The transport sector remains at the centre of any debates around energy conservation, exaggerated by the stubborn and overwhelming reliance on fossil fuels by its motorised forms, whether passenger and freight, road, rail, sea and air.
The very slow transition to alternative fuel sources to date has resulted in this sector being increasingly and convincingly held responsible for the likely failure of individual countries, including the UK, to meet their obligations under consecutive international climate change agreements.
Electrification of transport is largely expected to take us down the path to a ‘zero carbon future’ (CCC, 2019; DfT, 2018). But there are serious concerns about future technology performance, availability, costs and uptake by consumers and businesses. There are also concerns about the increasing gap between lab and ‘real world’ performance of energy use, carbon and air pollution emissions. Recently, the role of consumer ‘lifestyles’ has increased in prominence (e.g. IPCC, 2018) but, as yet, has not been taken seriously by the DfT, BEIS or even the CCC (2019).

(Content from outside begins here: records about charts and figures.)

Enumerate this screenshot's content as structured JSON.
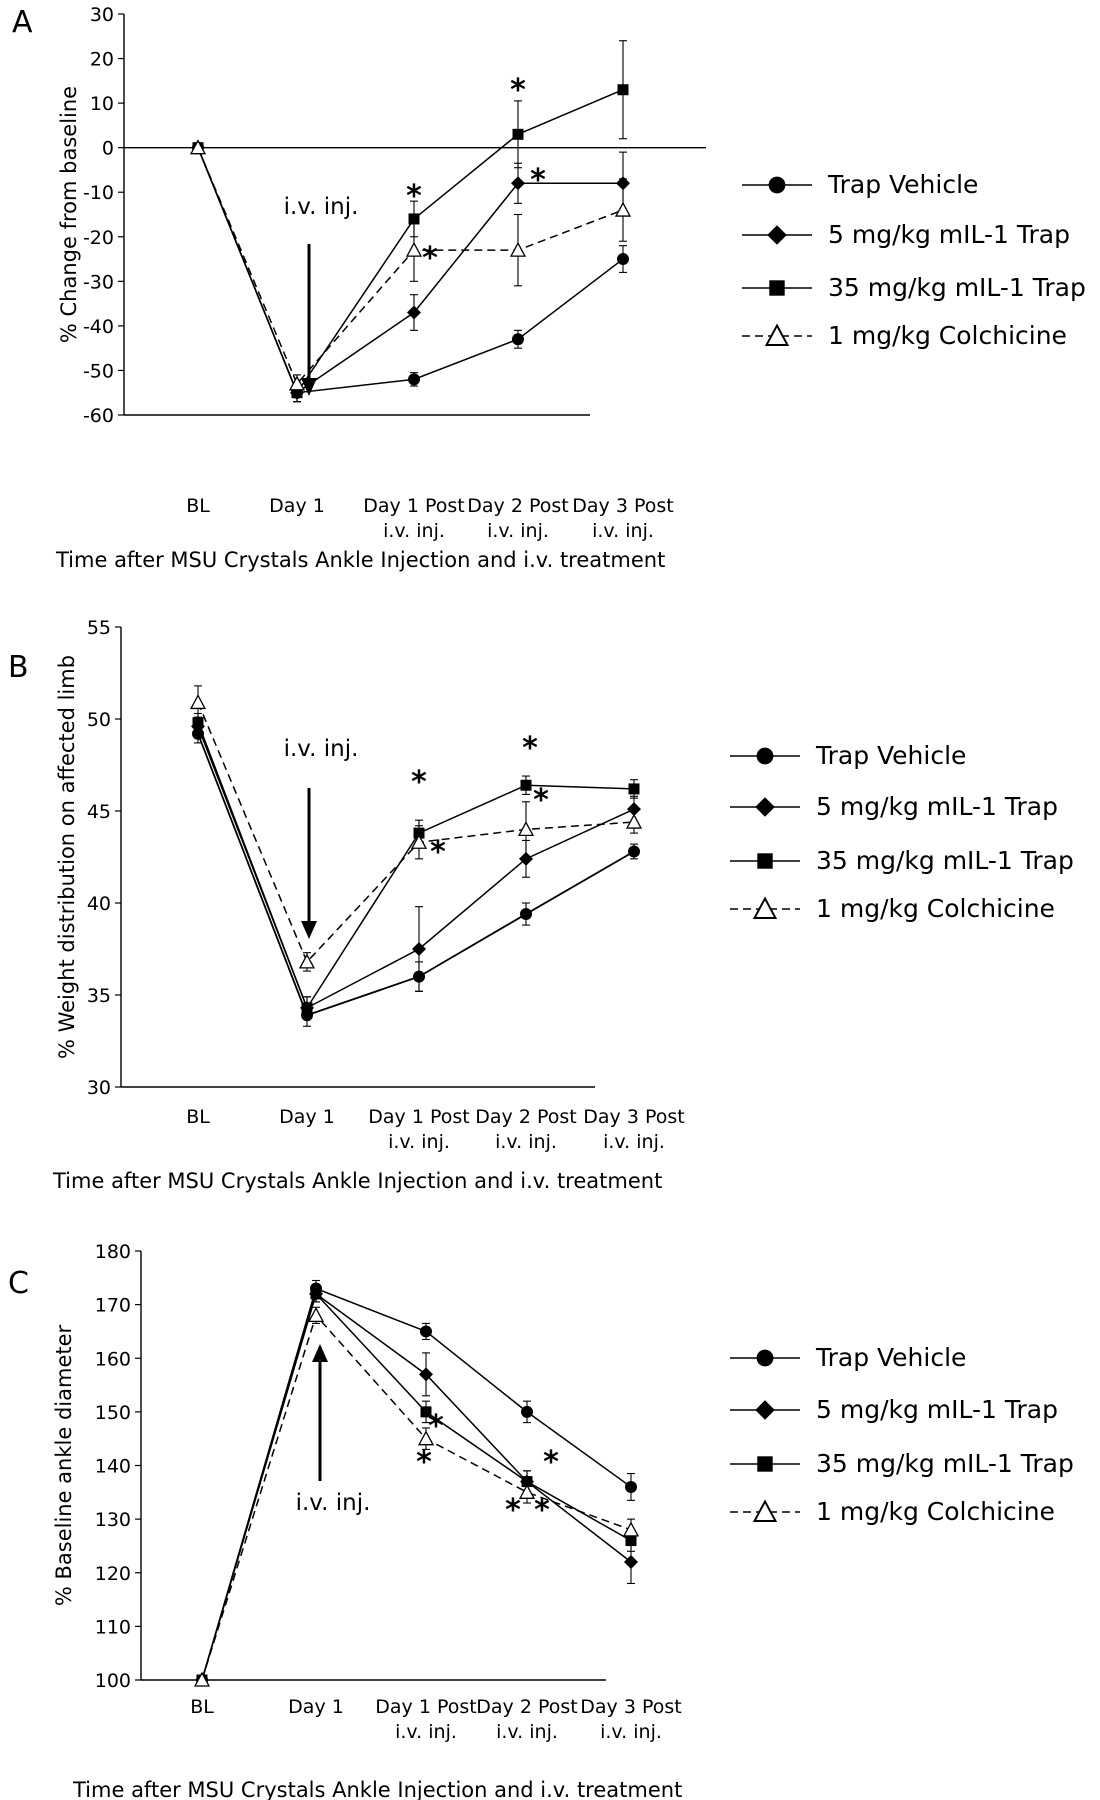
{
  "chart_data": [
    {
      "panel_label": "A",
      "type": "line",
      "ylabel": "% Change from baseline",
      "xlabel": "Time after MSU Crystals Ankle Injection and i.v. treatment",
      "categories": [
        [
          "BL"
        ],
        [
          "Day 1"
        ],
        [
          "Day 1 Post",
          "i.v. inj."
        ],
        [
          "Day 2 Post",
          "i.v. inj."
        ],
        [
          "Day 3 Post",
          "i.v. inj."
        ]
      ],
      "ylim": [
        -60,
        30
      ],
      "yticks": [
        30,
        20,
        10,
        0,
        -10,
        -20,
        -30,
        -40,
        -50,
        -60
      ],
      "zero_line": true,
      "annotation": "i.v. inj.",
      "series": [
        {
          "name": "Trap Vehicle",
          "marker": "circle",
          "dash": false,
          "values": [
            0,
            -55,
            -52,
            -43,
            -25
          ],
          "errors": [
            0,
            2,
            1.5,
            2,
            3
          ]
        },
        {
          "name": "5 mg/kg mIL-1 Trap",
          "marker": "diamond",
          "dash": false,
          "values": [
            0,
            -55,
            -37,
            -8,
            -8
          ],
          "errors": [
            0,
            2,
            4,
            4.5,
            7
          ]
        },
        {
          "name": "35 mg/kg mIL-1 Trap",
          "marker": "square",
          "dash": false,
          "values": [
            0,
            -55,
            -16,
            3,
            13
          ],
          "errors": [
            0,
            2,
            4,
            7.5,
            11
          ]
        },
        {
          "name": "1 mg/kg Colchicine",
          "marker": "triangle",
          "dash": true,
          "values": [
            0,
            -53,
            -23,
            -23,
            -14
          ],
          "errors": [
            0,
            2,
            7,
            8,
            7
          ]
        }
      ],
      "significance": [
        "*",
        "*",
        "*",
        "*"
      ]
    },
    {
      "panel_label": "B",
      "type": "line",
      "ylabel": "% Weight distribution on affected limb",
      "xlabel": "Time after MSU Crystals Ankle Injection and i.v. treatment",
      "categories": [
        [
          "BL"
        ],
        [
          "Day 1"
        ],
        [
          "Day 1 Post",
          "i.v. inj."
        ],
        [
          "Day 2 Post",
          "i.v. inj."
        ],
        [
          "Day 3 Post",
          "i.v. inj."
        ]
      ],
      "ylim": [
        30,
        55
      ],
      "yticks": [
        55,
        50,
        45,
        40,
        35,
        30
      ],
      "zero_line": false,
      "annotation": "i.v. inj.",
      "series": [
        {
          "name": "Trap Vehicle",
          "marker": "circle",
          "dash": false,
          "values": [
            49.2,
            33.9,
            36.0,
            39.4,
            42.8
          ],
          "errors": [
            0.5,
            0.6,
            0.8,
            0.6,
            0.4
          ]
        },
        {
          "name": "5 mg/kg mIL-1 Trap",
          "marker": "diamond",
          "dash": false,
          "values": [
            49.6,
            34.3,
            37.5,
            42.4,
            45.1
          ],
          "errors": [
            0.5,
            0.6,
            2.3,
            1.0,
            0.7
          ]
        },
        {
          "name": "35 mg/kg mIL-1 Trap",
          "marker": "square",
          "dash": false,
          "values": [
            49.8,
            34.3,
            43.8,
            46.4,
            46.2
          ],
          "errors": [
            0.5,
            0.6,
            0.7,
            0.5,
            0.5
          ]
        },
        {
          "name": "1 mg/kg Colchicine",
          "marker": "triangle",
          "dash": true,
          "values": [
            50.9,
            36.8,
            43.3,
            44.0,
            44.4
          ],
          "errors": [
            0.9,
            0.5,
            0.9,
            1.5,
            0.6
          ]
        }
      ],
      "significance": [
        "*",
        "*",
        "*",
        "*"
      ]
    },
    {
      "panel_label": "C",
      "type": "line",
      "ylabel": "% Baseline ankle diameter",
      "xlabel": "Time after MSU Crystals Ankle Injection and i.v. treatment",
      "categories": [
        [
          "BL"
        ],
        [
          "Day 1"
        ],
        [
          "Day 1 Post",
          "i.v. inj."
        ],
        [
          "Day 2 Post",
          "i.v. inj."
        ],
        [
          "Day 3 Post",
          "i.v. inj."
        ]
      ],
      "ylim": [
        100,
        180
      ],
      "yticks": [
        180,
        170,
        160,
        150,
        140,
        130,
        120,
        110,
        100
      ],
      "zero_line": false,
      "annotation": "i.v. inj.",
      "series": [
        {
          "name": "Trap Vehicle",
          "marker": "circle",
          "dash": false,
          "values": [
            100,
            173,
            165,
            150,
            136
          ],
          "errors": [
            0,
            1.5,
            1.5,
            2,
            2.5
          ]
        },
        {
          "name": "5 mg/kg mIL-1 Trap",
          "marker": "diamond",
          "dash": false,
          "values": [
            100,
            172,
            157,
            137,
            122
          ],
          "errors": [
            0,
            1.5,
            4,
            2,
            4
          ]
        },
        {
          "name": "35 mg/kg mIL-1 Trap",
          "marker": "square",
          "dash": false,
          "values": [
            100,
            172,
            150,
            137,
            126
          ],
          "errors": [
            0,
            1.5,
            2,
            2,
            2
          ]
        },
        {
          "name": "1 mg/kg Colchicine",
          "marker": "triangle",
          "dash": true,
          "values": [
            100,
            168,
            145,
            135,
            128
          ],
          "errors": [
            0,
            1.5,
            2,
            2,
            2
          ]
        }
      ],
      "significance": [
        "*",
        "*",
        "*",
        "*",
        "*"
      ]
    }
  ]
}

Societal energy consumption and pollutant emissions from transport are not only influenced by technical efficiency, mode choice and the pollutant content of energy, but also by lifestyle choices and socio-cultural factors. However, only a few attempts have been made to integrate all of these insights into systems models of future transport energy demand and supply (Creutzig et al., 2018) or narratives of low carbon transport futures (Creutzig, 2015).
Developed under the auspices of UKERC the Transport Energy Air pollution Model (TEAM) has been designed to address these concerns and uncertainties in exploring pertinent questions on the transition to a zero carbon and clean air transportation future.
TEAM is a strategic transport, energy, emissions and environmental impacts systems model, covering a range of transport-energy-environment issues from socio-economic and policy influences on energy demand reduction through to lifecycle carbon and local air pollutant emissions and external costs.
This publication provides a major update on the 2010 working paper on UKTCM. To use the model for research purposes, please contact Christian Brand. Due to its size (the complete suite of modelling databases uses about 500MB of storage space) the model can only be made available by request.
TEAM is built around exogenous and quantified scenarios, covering passenger and freight transport across all modes of transport (road, rail, shipping, air). It provides annual projections up to 2100, is technology rich with endogenous modelling of more than 1,200 vehicle technologies, and covers a wide range of output indicators, including travel demand, vehicle ownership and use, energy demand, life cycle emissions of 26 pollutants, environmental impacts, government tax revenues, and external costs.
The TEAM framework can be adapted to a range of geographical and administrative scales, from city to region, country and global scales. To date, two versions have been developed and used in policy analysis: a UK version, TEAM-UK; and a Scottish version, STEAM. Both were designed to explore alternative transport futures to meet UK and Scottish carbon mitigation, air quality and energy policy goals. Analysts and decision makers are able to systematically compare a wide range of scenarios and policies, including those focusing on travel behaviour and demand, vehicle ownership and use, fiscal, pricing, eco-driving, fuel obligations, speed limits, technology investment/procurement, ‘official’ vs ‘real world’ gaps, and zero or clean air zones.